The Port of Vancouver, USA Board of Commissioners approved its 2007 Final Statutory Budget of $83.2 million at a regular Commission meeting recently. The final 2007 budget provides for over $26.6 million in capital investments for marine and industrial expansion including funds for design and construction of expanded rail lines to serve existing and future port tenants and customers.

During 2007, the Port of Vancouver will begin investing in an expanded rail system to position the Port for long-term growth and to continue its mission to promote economic development that will bring jobs to Clark County and increase business revenues and taxes to fund public services. More than 70% of the five million metric tons of cargo moving through the port annually is transported by rail.

Marine cargo forecasts project a doubling of international trade over the next 20 years at the same time major West Coast ports are facing significant congestion problems. Ports with available land, modern dockside facilities, a quality labor force and ready access to road and rail transportation are in a favorable position to establish long-term contracts for maritime business.

In the 2007 final budget, projected revenue sources include $23.3 million from operations; $14.3 million from the issuance of general obligation bonds, $8.9 million from the tax levy and $7.6 million in other non-operating revenue.

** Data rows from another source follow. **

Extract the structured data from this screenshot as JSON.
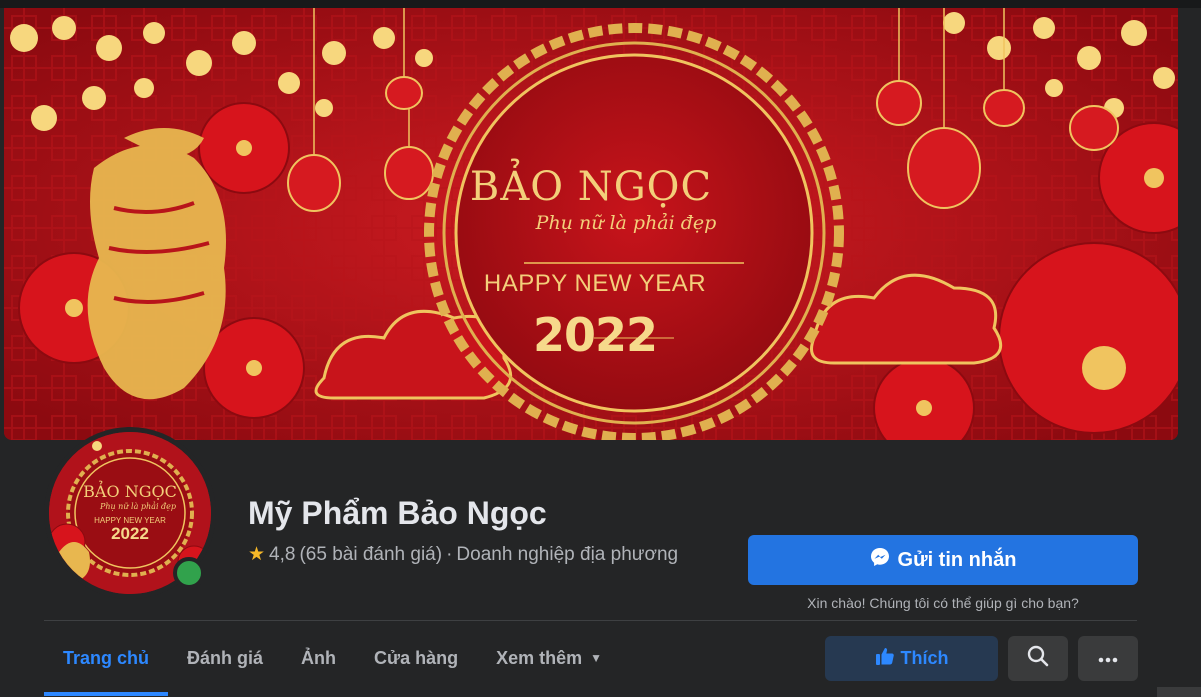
{
  "cover": {
    "brand": "BẢO NGỌC",
    "slogan": "Phụ nữ là phải đẹp",
    "greeting": "HAPPY NEW YEAR",
    "year": "2022"
  },
  "avatar": {
    "brand": "BẢO NGỌC",
    "slogan": "Phụ nữ là phải đẹp",
    "greeting": "HAPPY NEW YEAR",
    "year": "2022"
  },
  "page": {
    "name": "Mỹ Phẩm Bảo Ngọc",
    "rating": "4,8",
    "reviews": "(65 bài đánh giá)",
    "separator": "·",
    "category": "Doanh nghiệp địa phương"
  },
  "actions": {
    "message_label": "Gửi tin nhắn",
    "greeting_text": "Xin chào! Chúng tôi có thể giúp gì cho bạn?",
    "like_label": "Thích"
  },
  "tabs": [
    {
      "label": "Trang chủ",
      "active": true
    },
    {
      "label": "Đánh giá",
      "active": false
    },
    {
      "label": "Ảnh",
      "active": false
    },
    {
      "label": "Cửa hàng",
      "active": false
    },
    {
      "label": "Xem thêm",
      "active": false
    }
  ],
  "icons": {
    "star": "star-icon",
    "messenger": "messenger-icon",
    "like": "thumbs-up-icon",
    "search": "search-icon",
    "more": "more-icon",
    "dropdown": "chevron-down-icon"
  },
  "colors": {
    "background": "#242526",
    "accent": "#2d88ff",
    "message_button": "#2374e1",
    "cover_red": "#b1121b",
    "gold": "#f3cf7a",
    "online": "#31a24c"
  }
}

Tax levy collections are placed in a special account where the funds can only be used for capital investments, environmental clean up and repayment of bond debt. The budget also includes a beginning cash balance of $29.1 million.

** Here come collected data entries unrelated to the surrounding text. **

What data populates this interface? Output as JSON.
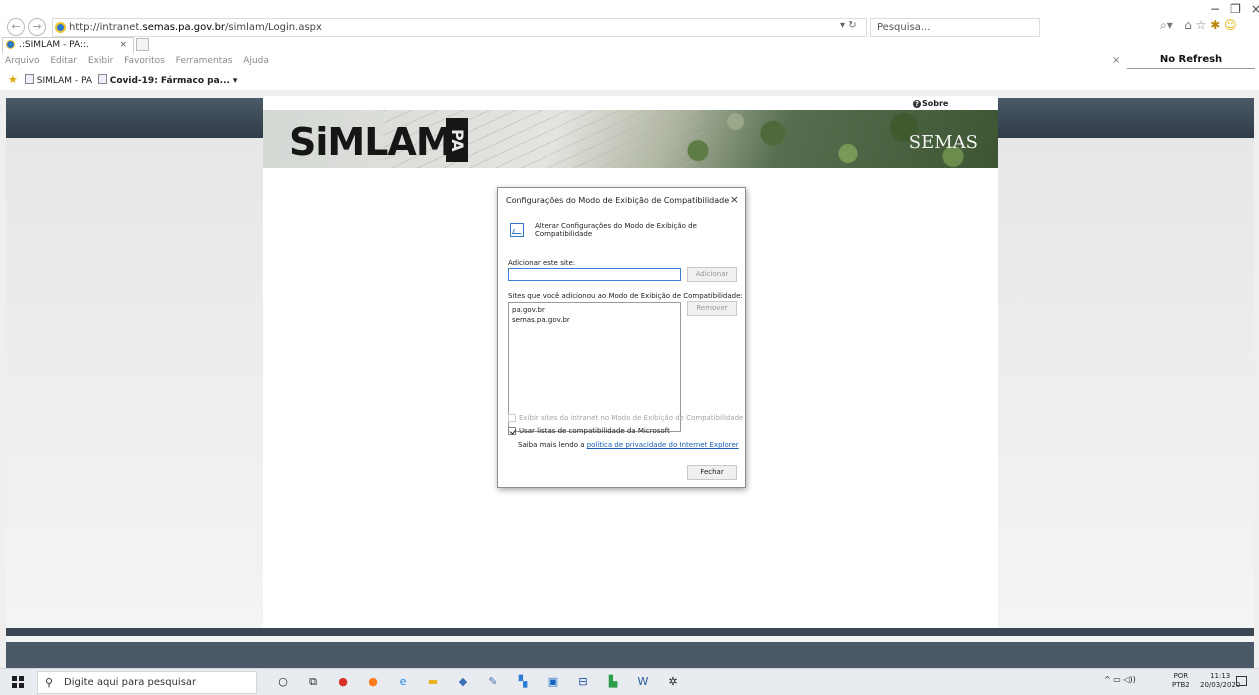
{
  "browser": {
    "address": {
      "prefix": "http://intranet.",
      "host": "semas.pa.gov.br",
      "path": "/simlam/Login.aspx"
    },
    "address_controls": "▾ ↻",
    "search_placeholder": "Pesquisa...",
    "window_controls": {
      "minimize": "−",
      "maximize": "❐",
      "close": "×"
    },
    "tab": {
      "title": ".:SIMLAM - PA::.",
      "close": "×"
    },
    "menu": [
      "Arquivo",
      "Editar",
      "Exibir",
      "Favoritos",
      "Ferramentas",
      "Ajuda"
    ],
    "menu_close": "×",
    "no_refresh": "No Refresh",
    "favorites": [
      {
        "label": "SIMLAM - PA",
        "bold": false
      },
      {
        "label": "Covid-19: Fármaco pa...",
        "bold": true
      }
    ],
    "favorites_dropdown": "▾",
    "icons": {
      "search": "⌕",
      "home": "⌂",
      "favorites": "☆",
      "settings": "✱",
      "feedback": "☺"
    }
  },
  "site": {
    "logo_text": "SiMLAM",
    "logo_suffix": "PA",
    "agency": "SEMAS",
    "sobre_label": "Sobre"
  },
  "dialog": {
    "title": "Configurações do Modo de Exibição de Compatibilidade",
    "close": "×",
    "heading": "Alterar Configurações do Modo de Exibição de Compatibilidade",
    "add_label": "Adicionar este site:",
    "add_input_value": "",
    "add_button": "Adicionar",
    "sites_label": "Sites que você adicionou ao Modo de Exibição de Compatibilidade:",
    "sites": [
      "pa.gov.br",
      "semas.pa.gov.br"
    ],
    "remove_button": "Remover",
    "intranet_checkbox": {
      "label": "Exibir sites da intranet no Modo de Exibição de Compatibilidade",
      "checked": false,
      "enabled": false
    },
    "microsoft_checkbox": {
      "label": "Usar listas de compatibilidade da Microsoft",
      "checked": true
    },
    "more_text": "Saiba mais lendo a ",
    "privacy_link": "política de privacidade do Internet Explorer",
    "close_button": "Fechar"
  },
  "taskbar": {
    "search_placeholder": "Digite aqui para pesquisar",
    "apps": [
      {
        "name": "cortana-icon",
        "glyph": "○",
        "color": "#222222"
      },
      {
        "name": "task-view-icon",
        "glyph": "⧉",
        "color": "#222222"
      },
      {
        "name": "chrome-icon",
        "glyph": "●",
        "color": "#d93025"
      },
      {
        "name": "firefox-icon",
        "glyph": "●",
        "color": "#ff7a1a"
      },
      {
        "name": "internet-explorer-icon",
        "glyph": "e",
        "color": "#1e88e5"
      },
      {
        "name": "file-explorer-icon",
        "glyph": "▬",
        "color": "#e6b422"
      },
      {
        "name": "teams-icon",
        "glyph": "◆",
        "color": "#3b6fb6"
      },
      {
        "name": "paint-icon",
        "glyph": "✎",
        "color": "#4a78b0"
      },
      {
        "name": "app-icon",
        "glyph": "▚",
        "color": "#2e7bd6"
      },
      {
        "name": "photos-icon",
        "glyph": "▣",
        "color": "#1565c0"
      },
      {
        "name": "calculator-icon",
        "glyph": "⊟",
        "color": "#1a4fa0"
      },
      {
        "name": "green-app-icon",
        "glyph": "▙",
        "color": "#2e9e4a"
      },
      {
        "name": "word-icon",
        "glyph": "W",
        "color": "#2b579a"
      },
      {
        "name": "settings-icon",
        "glyph": "✲",
        "color": "#222222"
      }
    ],
    "tray_icons": "^ ▭ ◁))",
    "lang_top": "POR",
    "lang_bottom": "PTB2",
    "time": "11:13",
    "date": "20/03/2020"
  }
}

On the expense side, 2007 operating expenses are projected at $17.5 million; payment of debt service at $4.3 million; capital projects at $26.6 million; and $6.1 million in non-operating expenses and environmental remediation costs. The budget includes a projected ending cash balance of $28.7 million including designated and restricted funds and reserves.

Capital improvements include design plans and the initial phase of construction for new rail lines accessing the port from the BNSF railway, completion of an addition to the port’s administrative office building, and annual maintenance projects. Additional funds have been allocated for continuing environmental clean up projects and security improvements.

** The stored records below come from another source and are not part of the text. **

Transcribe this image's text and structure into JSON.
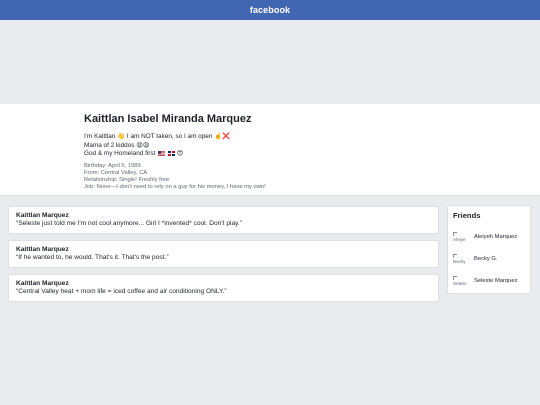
{
  "header": {
    "brand": "facebook",
    "brand_color": "#4267b2"
  },
  "profile": {
    "name": "Kaittlan Isabel Miranda Marquez",
    "bio_line1": "I'm Kaittlan 👋 I am NOT taken, so I am open ☝️❌",
    "bio_line2": "Mama of 2 kiddos 😩😩",
    "bio_line3": "God & my Homeland first",
    "bio_line3_emoji": "😍",
    "birthday": "Birthday: April 5, 1989",
    "from": "From: Central Valley, CA",
    "relationship": "Relationship: Single! Freshly free.",
    "job": "Job: None—I don't need to rely on a guy for his money, I have my own!"
  },
  "posts": [
    {
      "author": "Kaittlan Marquez",
      "text": "“Seleste just told me I'm not cool anymore... Girl I *invented* cool. Don't play.”"
    },
    {
      "author": "Kaittlan Marquez",
      "text": "“If he wanted to, he would. That's it. That's the post.”"
    },
    {
      "author": "Kaittlan Marquez",
      "text": "“Central Valley heat + mom life = iced coffee and air conditioning ONLY.”"
    }
  ],
  "friends": {
    "title": "Friends",
    "items": [
      {
        "avatar_alt": "Aleiye",
        "name": "Aleiyeh Marquez"
      },
      {
        "avatar_alt": "Becky",
        "name": "Becky G."
      },
      {
        "avatar_alt": "Selest",
        "name": "Seleste Marquez"
      }
    ]
  }
}
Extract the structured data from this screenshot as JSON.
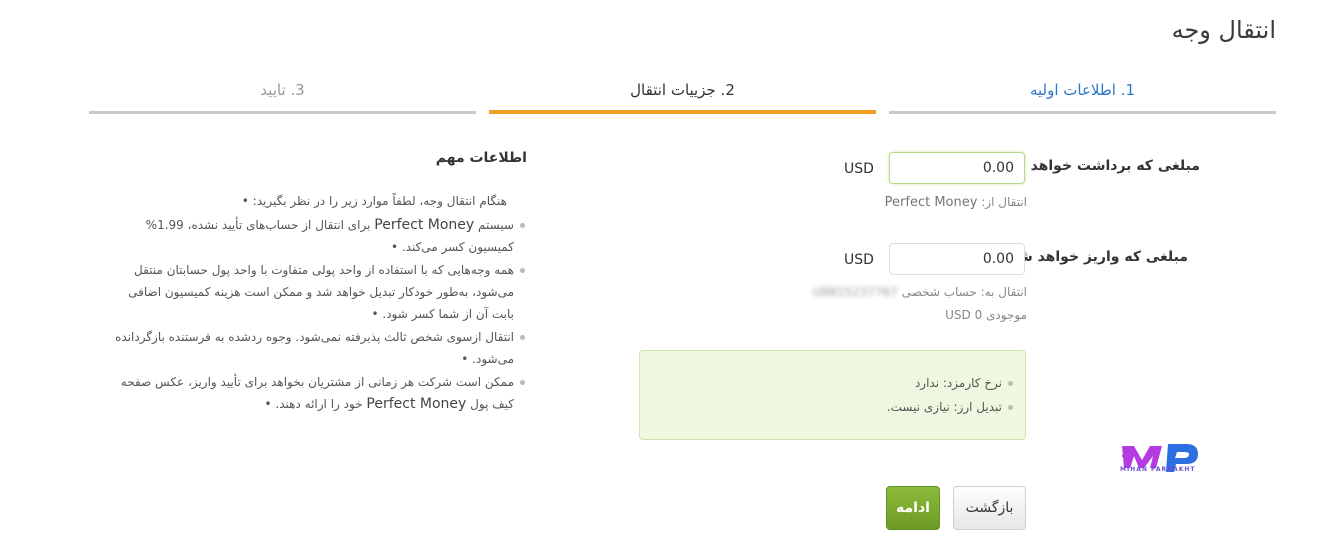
{
  "page": {
    "title": "انتقال وجه"
  },
  "steps": [
    {
      "label": "1. اطلاعات اولیه"
    },
    {
      "label": "2. جزییات انتقال"
    },
    {
      "label": "3. تایید"
    }
  ],
  "form": {
    "withdraw": {
      "label": "مبلغی که برداشت خواهد شد",
      "value": "0.00",
      "currency": "USD",
      "from_label": "انتقال از:",
      "from_value": "Perfect Money"
    },
    "deposit": {
      "label": "مبلغی که واریز خواهد شد",
      "value": "0.00",
      "currency": "USD",
      "to_label": "انتقال به:",
      "to_value": "حساب شخصی",
      "to_account": "U8815237767",
      "balance": "موجودی 0 USD"
    }
  },
  "fees": {
    "items": [
      "نرخ کارمزد: ندارد",
      "تبدیل ارز: نیازی نیست."
    ]
  },
  "info": {
    "title": "اطلاعات مهم",
    "intro": "هنگام انتقال وجه، لطفاً موارد زیر را در نظر بگیرید: •",
    "items": [
      {
        "before": "سیستم ",
        "brand": "Perfect Money",
        "after": " برای انتقال از حساب‌های تأیید نشده، 1.99% کمیسیون کسر می‌کند. •"
      },
      {
        "before": "همه وجه‌هایی که با استفاده از واحد پولی متفاوت با واحد پول حسابتان منتقل می‌شود، به‌طور خودکار تبدیل خواهد شد و ممکن است هزینه کمیسیون اضافی بابت آن از شما کسر شود. •",
        "brand": "",
        "after": ""
      },
      {
        "before": "انتقال ازسوی شخص ثالث پذیرفته نمی‌شود. وجوه ردشده به فرستنده بازگردانده می‌شود. •",
        "brand": "",
        "after": ""
      },
      {
        "before": "ممکن است شرکت هر زمانی از مشتریان بخواهد برای تأیید واریز، عکس صفحه کیف پول ",
        "brand": "Perfect Money",
        "after": " خود را ارائه دهند. •"
      }
    ]
  },
  "buttons": {
    "continue": "ادامه",
    "back": "بازگشت"
  },
  "logo": {
    "text": "MIHAN PARDAKHT",
    "colors": [
      "#2d6fe0",
      "#b43be0"
    ]
  }
}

Port Commissioners authorized a tax levy collection estimated in the amount of $8.9 million, and established a tax levy limit of 101 percent per Initiative 747. This will result in an estimated tax rate of 39.2 cents per $1,000 of assessed value, e.g. an owner of a $250,000 home in the port district would pay $98 in taxes to the port annually. This is a half-cent reduction from the 2006 port tax levy rate.

The 2007 Preliminary Budget was approved at a regular Commission meeting on October 24, 2006. This was followed by a public budget workshop where the Commissioners discussed the details of the preliminary operating and capital budgets.